Thursday, September 28, 2017

SIL: Explorations in non-Turing Completeness


I want to demonstrate that Turing Completeness is unnecessary for general purpose computing, through something I have called SIL.

SIL either stands for Stand-In Language, or Simple Intermediary Language. I intended it to stand for one thing, then forgot what it was, then backronymed the other meaning.

SIL has a very simple core grammar, based on the simply typed lambda calculus, consisting of 10 instructions. On top of this, is a Prelude.sil file that defines common functions you find in functional programming languages, like fold, map, zip, etc.

SIL's type system is very simple. It's constructed of a generic "data" type, a pair type, and an arrow type (taking a type and returning a type). I'm working on adding refinement typing which will be the key to runtime optimizations.

At the stage I'm at, I believe I have demonstrated that general purpose computing is possible in SIL. For evidence, please look at the tictactoe.sil file, which implements a 2-player (no AI) game. If you're not convinced this is an adequate demonstration, please tell me something else to write!

(note: the master branch is outdated, for the best mix of up-to-dateness and non-brokeness, try the pairType branch)

The Core Grammar

  1. Zero: this can represent the number zero, or a terminator
  2. Pair: this is a pair of other expressions. We can use nested pairs to represent lists, numbers, or really any form of data.
  3. Var: this is misnamed. It actually represents the current closure environment. by manipulating it, we can pull out specific variables
  4. App: this feeds data to a function
  5. Anno: this is a deprecated instruction, applying one expression encoding a type annotation to another expression, to be evaluated at compile time. In the refinementTypes branch, work is being made to replace this with a more generic "Check" expression that allows checking an expression against a precondition function.
  6. Gate: creates conditional behavior. What is passed in acts as a switch which needs to be applied to a Pair. If the input is Zero, it selects the left side of the pair, anything else, and it selects the right side.
  7. PLeft: returns the left side of a Pair
  8. PRight: returns the right side of a Pair
  9. Trace: this instruction is simply used for debugging while designing the rest of the language. It echoes the expression within to the console, then evaluates it.
  10. Closure: Originally this was a lambda expression, representing a function. For historical reasons (and possibly future reasons?), I changed this to a closure, but it mostly serves the purpose of a lambda - creating a function.
Using nested pairs we can represent a stack, and this representation is used for closure environments. Values on the stack are the left sides of pairs, and the right sides hold the remainder of the stack. Thus, PLeft Var is an expression representing the first value on the stack, and PLeft (PRight Var) represents the second value.

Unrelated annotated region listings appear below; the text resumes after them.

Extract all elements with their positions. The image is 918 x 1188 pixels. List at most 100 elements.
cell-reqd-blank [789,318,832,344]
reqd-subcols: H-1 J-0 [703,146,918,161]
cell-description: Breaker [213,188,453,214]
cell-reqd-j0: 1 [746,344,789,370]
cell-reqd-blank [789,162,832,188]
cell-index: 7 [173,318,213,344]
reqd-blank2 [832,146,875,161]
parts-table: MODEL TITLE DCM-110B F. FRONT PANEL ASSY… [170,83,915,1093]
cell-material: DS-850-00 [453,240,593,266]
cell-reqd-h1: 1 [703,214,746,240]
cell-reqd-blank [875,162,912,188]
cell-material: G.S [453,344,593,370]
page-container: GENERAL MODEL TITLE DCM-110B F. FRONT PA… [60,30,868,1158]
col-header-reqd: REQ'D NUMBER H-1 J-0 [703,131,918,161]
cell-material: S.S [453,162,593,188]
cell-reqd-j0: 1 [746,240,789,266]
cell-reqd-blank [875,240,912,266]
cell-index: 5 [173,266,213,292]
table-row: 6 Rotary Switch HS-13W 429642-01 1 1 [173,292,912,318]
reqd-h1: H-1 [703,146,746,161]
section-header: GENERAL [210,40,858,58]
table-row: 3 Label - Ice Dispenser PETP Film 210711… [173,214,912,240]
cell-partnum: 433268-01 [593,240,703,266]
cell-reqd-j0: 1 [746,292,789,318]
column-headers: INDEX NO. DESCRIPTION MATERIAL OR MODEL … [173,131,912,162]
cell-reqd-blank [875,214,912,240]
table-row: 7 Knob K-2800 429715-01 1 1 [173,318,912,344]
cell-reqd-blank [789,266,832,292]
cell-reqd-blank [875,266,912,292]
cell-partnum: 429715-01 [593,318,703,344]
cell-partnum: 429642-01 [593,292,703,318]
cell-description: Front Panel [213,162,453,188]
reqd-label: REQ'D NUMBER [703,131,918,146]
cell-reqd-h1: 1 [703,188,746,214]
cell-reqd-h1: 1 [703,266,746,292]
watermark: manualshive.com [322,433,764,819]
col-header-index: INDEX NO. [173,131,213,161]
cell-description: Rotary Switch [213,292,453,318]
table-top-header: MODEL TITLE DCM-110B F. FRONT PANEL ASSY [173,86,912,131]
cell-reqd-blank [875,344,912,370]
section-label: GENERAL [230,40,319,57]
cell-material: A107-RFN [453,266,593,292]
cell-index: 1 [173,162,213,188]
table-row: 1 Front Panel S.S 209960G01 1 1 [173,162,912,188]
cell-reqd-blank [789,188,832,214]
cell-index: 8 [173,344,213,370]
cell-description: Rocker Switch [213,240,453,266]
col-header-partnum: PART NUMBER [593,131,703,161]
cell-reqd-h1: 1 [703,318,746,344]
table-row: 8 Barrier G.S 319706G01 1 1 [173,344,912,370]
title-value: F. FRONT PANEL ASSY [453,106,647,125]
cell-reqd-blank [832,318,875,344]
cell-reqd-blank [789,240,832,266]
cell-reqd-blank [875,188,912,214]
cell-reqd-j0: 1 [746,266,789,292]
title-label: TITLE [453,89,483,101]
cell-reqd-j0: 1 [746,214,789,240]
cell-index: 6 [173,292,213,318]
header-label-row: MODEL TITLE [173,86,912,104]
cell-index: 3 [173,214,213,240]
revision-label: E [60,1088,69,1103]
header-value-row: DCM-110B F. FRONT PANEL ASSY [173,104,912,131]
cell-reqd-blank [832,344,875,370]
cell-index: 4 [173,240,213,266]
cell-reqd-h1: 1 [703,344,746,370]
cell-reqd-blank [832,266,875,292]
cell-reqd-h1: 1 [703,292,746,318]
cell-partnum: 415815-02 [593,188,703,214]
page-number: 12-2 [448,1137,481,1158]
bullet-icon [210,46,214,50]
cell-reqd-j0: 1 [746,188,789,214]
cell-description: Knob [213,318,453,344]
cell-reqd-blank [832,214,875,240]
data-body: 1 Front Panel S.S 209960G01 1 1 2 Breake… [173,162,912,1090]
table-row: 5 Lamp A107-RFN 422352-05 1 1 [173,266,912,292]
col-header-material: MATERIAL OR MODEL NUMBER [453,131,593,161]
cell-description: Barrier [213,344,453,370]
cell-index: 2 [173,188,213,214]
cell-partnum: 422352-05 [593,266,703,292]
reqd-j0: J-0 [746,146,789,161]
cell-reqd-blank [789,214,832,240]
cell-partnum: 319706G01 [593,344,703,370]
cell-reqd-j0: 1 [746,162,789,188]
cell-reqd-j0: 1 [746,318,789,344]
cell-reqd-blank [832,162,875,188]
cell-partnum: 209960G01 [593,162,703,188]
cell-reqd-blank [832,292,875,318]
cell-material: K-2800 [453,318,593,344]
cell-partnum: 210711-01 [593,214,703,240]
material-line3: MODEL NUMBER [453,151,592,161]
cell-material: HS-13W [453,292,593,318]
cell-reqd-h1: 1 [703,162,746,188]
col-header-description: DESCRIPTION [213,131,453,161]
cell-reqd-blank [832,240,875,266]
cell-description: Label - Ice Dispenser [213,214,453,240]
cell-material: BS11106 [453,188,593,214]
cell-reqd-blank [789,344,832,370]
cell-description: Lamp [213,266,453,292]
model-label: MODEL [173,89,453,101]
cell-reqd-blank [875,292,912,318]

Functional programmers may be aware that a fixed point combinator can be used to make non-recursive functions recursive. Through this same principle, we can apply a non-recursive function to a church numeral together with a function to return a default value, and get a function that can recurse limited to the magnitude of the church numeral. This is how SIL handles recursion.


Most practical programs can potentially run forever. How can a language where all expressions terminate be useful?

 

The key to this, is plugging the core grammar into input/output loop "frames". Each frame takes a pair of the input and program state, and returns a pair of output and program state. If running the SIL expression generates a null program state, the program is aborted, otherwise the state is fed back into the frame, and the program continues executing.


The Parser

 

Since constructing SIL ASTs by hand to write programs isn't fun, I've written a simple parser. It translates a simple Haskell-like syntax into the AST.

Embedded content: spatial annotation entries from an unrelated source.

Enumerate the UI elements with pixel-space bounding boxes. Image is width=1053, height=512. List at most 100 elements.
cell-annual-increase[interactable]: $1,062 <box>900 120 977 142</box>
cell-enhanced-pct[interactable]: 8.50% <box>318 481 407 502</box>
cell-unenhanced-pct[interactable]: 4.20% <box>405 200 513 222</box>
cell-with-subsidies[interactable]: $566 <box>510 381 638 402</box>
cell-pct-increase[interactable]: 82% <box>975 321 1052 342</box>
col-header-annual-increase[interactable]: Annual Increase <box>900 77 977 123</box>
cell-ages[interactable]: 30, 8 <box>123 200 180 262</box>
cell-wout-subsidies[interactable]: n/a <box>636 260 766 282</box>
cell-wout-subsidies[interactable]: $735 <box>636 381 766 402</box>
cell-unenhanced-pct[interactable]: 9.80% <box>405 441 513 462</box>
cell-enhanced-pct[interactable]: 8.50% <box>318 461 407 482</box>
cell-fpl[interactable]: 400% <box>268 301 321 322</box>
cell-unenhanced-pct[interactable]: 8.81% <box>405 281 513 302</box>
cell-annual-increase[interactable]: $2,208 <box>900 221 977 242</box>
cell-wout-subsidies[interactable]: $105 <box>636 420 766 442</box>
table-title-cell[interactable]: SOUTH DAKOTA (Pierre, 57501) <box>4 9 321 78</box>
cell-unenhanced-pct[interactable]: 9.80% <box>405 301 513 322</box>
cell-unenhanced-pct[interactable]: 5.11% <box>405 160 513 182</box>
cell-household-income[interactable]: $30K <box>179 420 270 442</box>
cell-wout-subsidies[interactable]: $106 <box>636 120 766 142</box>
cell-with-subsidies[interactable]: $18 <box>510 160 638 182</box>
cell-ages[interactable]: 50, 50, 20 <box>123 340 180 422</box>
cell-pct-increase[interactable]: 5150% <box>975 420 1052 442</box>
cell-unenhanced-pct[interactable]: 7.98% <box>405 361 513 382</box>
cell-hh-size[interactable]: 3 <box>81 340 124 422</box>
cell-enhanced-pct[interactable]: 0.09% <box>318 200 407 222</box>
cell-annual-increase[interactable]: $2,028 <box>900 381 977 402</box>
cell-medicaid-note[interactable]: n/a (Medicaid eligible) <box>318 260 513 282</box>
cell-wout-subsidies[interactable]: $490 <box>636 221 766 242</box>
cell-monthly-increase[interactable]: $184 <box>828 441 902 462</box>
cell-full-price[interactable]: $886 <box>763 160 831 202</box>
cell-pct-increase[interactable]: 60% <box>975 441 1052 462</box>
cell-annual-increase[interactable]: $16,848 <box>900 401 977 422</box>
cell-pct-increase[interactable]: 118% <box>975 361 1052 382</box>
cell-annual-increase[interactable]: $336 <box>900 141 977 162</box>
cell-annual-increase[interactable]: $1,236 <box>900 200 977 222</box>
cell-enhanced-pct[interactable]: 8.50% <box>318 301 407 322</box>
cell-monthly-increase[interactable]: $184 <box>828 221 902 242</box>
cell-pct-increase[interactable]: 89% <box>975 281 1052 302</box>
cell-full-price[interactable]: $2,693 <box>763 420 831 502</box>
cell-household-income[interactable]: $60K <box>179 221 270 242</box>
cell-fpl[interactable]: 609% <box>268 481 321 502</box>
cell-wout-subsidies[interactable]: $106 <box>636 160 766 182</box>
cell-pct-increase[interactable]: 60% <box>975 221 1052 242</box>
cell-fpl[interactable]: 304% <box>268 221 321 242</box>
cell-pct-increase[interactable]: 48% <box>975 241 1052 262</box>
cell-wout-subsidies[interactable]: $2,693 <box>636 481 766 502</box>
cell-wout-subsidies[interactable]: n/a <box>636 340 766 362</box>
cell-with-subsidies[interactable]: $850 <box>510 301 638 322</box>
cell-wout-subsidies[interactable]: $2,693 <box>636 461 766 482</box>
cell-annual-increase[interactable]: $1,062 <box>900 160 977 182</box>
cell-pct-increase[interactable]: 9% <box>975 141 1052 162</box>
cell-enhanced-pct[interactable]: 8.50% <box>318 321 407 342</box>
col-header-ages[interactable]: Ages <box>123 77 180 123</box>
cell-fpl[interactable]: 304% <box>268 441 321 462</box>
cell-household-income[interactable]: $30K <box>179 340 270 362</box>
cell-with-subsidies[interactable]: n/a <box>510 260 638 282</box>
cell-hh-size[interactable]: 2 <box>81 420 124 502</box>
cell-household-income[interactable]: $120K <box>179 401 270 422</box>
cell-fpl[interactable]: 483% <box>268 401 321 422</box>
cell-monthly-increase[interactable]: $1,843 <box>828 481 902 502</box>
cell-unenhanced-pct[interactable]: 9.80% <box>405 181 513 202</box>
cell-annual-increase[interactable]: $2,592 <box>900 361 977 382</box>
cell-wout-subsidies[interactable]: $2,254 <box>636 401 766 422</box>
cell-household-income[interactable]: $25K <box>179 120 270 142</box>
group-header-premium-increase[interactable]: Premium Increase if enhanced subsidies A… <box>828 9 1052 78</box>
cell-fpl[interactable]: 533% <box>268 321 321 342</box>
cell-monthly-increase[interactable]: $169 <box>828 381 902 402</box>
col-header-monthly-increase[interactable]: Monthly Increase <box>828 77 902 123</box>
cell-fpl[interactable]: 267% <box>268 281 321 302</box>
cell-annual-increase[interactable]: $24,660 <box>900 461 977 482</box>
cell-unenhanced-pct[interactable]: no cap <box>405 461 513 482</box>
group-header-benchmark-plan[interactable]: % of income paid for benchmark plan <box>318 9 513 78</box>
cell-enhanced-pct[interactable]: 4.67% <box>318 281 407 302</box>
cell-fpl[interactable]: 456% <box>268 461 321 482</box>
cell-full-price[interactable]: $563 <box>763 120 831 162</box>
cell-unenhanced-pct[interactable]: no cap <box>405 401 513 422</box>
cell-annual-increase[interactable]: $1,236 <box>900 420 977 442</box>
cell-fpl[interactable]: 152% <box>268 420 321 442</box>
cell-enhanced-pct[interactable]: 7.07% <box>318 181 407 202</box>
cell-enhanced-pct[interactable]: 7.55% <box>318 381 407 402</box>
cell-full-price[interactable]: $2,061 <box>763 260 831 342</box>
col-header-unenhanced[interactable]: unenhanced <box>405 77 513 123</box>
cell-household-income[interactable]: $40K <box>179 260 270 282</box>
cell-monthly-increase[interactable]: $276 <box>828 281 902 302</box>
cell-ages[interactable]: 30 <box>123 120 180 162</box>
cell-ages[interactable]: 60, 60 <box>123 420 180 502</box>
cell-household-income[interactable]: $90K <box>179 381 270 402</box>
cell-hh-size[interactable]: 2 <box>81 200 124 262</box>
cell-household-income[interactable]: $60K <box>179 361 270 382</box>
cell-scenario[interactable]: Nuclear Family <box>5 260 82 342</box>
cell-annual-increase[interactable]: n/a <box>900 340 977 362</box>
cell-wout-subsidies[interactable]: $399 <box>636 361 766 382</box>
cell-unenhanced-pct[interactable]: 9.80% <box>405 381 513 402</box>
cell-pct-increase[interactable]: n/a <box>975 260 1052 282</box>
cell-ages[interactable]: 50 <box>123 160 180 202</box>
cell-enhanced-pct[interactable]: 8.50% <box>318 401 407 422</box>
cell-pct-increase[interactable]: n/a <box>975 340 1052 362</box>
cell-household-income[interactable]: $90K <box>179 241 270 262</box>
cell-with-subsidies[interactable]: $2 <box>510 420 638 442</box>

Identifiers (variables) in the syntax are translated to series of instructions that will look up that variable in the relevant closure environment.


The Type Checker

 

I am in the middle of rewriting the type checker to support refinement types, so I don't want to give too much information here that will be quickly out of date. With refinement types, type checking will be a two stage process.

The key function of the first stage is making sure that the expression will terminate. For each element of the core grammar, we can infer a simple type composed of 4 type elements: ZeroType, PairType, ArrowType, TypeVariable (which should really be called EnvironmentType)

Since SIL is based on simply typed lambda calculus, when we infer a simple type for an expression, if that type is self-referential (as in the case of a fixed-point combinator), that expression will not terminate, and we should generate a type error.

With refinement typing, the whole SIL language will be made available to validate expressions. Each expression can be pared with a function written in SIL. If the expression has no free variables, it can be processed at compile time, and alert the programmer if they have semantic errors.

To handle expressions with free variables, we can run an optimization process on the AST to move all refinement checks to the top level of the AST. At the top level, either the refinement checks will depend on no free variables and can be run at compile time, or will be dependent upon non-deterministic runtime values.

If a user of a program written in SIL inputs data that does not pass runtime checks, the error can be reported to the user before any other execution is performed, and the user can instead input different data. This prevents the SIL program from entering many unrecoverable states. The exception (pun unintended) is when there is no possible user input that will pass validation.


Summary

 

Hopefully this gives a good view of the current state and near future of SIL. I'm hoping for other contributors and/or feedback.